Friday, February 5, 2010
War Games, written by Audrey and Akila Couloumbis. Random House, 2009. $21.00 ages 12 and up
"Petros thought of a dozen things he wanted to tell Uncle Spiro on his way to the other farm. He could hardly keep his mind on one bit of news before his thoughts turned as if blown on the wind he imagined for the kite.
He would tell Uncle Spiro Lambros was safe, of course. He'd say there were two valuables in the well. The glass marble. Uncle Spiro should know what a fine shooter it was.
This is a 'novel based on a true story'. It evolved from memories and discussions from Akila Couloumbis' life in Greece, while the Germans occupied it in an attempt to control the Suez Canal during WWII. It is 1941 and life in the villages of Greece is mostly serene and peaceful. Petros and his family farm, sharing their vegetables and eggs with their neighbors and the people who live in the nearby village. Petros and his brother work hard, and play hard with their cousin Stavros and with their friend Elia. Sibling strife is common and Petros longs to be like his big brother, while never wanting Zola to know that.
The family hears that the Germans will be taking what they need from farmhouses and villagers and that a commander will take up office space in the Couloumbis parlor. They are angry and scared. In the meantime, they watch the roads carefully and help any Greek resistance fighters who show up at their door. As the time for the commander's arrival looms near, their cousin Lambros arrives to find refuge with them. He is an honored and bold man who has tricked the Germans and continues to find ways to thwart their occupation. While Lambros is hiding in their well, the commandert arrives and the family lives in terror that Lambros might be discovered.
Lambros' escape goes unnoticed and soon the family hears that he is safe. On a trip to town to deliver vegetables and eggs, Petros is able to tell Stavros (Lambros' younger brother) that Lambros has found refuge and is fine. What happens to Stavros next is terrifying, and finally, uplifting.
Petros' feelings toward the commander are complicated: "Petros saw it in the commander's face, he wanted to be one of two men. And yet he had to remain the commander. He clicked his heels together and bowed his head a little."

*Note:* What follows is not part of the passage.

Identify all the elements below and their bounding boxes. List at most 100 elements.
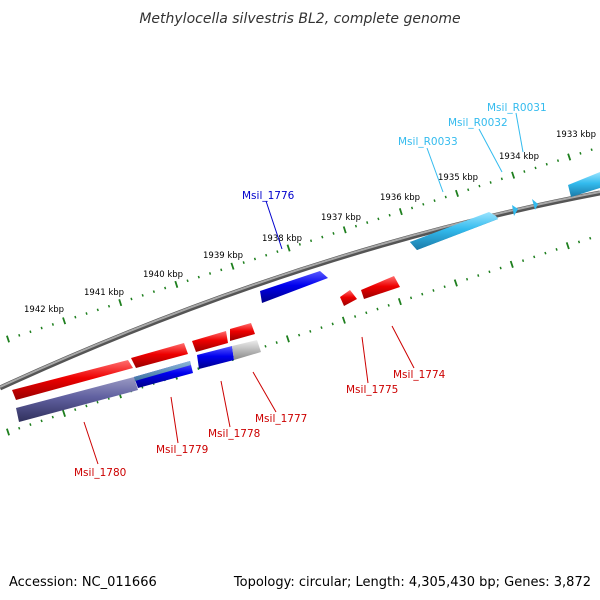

I liked the pace of this memoir from WWII...it is very different than other books read about the war. The family comes to life through description and dialogue and the idyllic setting for the hard work they share on the farm is real and tangible.
In an author's note about the other author, Audrey Couloumbis shares insight into its evolution as a novel, basing the characters on Akila's family and the fact that many commanders occupied space in their home...one was especially kind and they based the commander on Akila's memories of that man. They set the story at the beginning of the occupation and are happy to report that the end of the war brought a return to the United States for the family.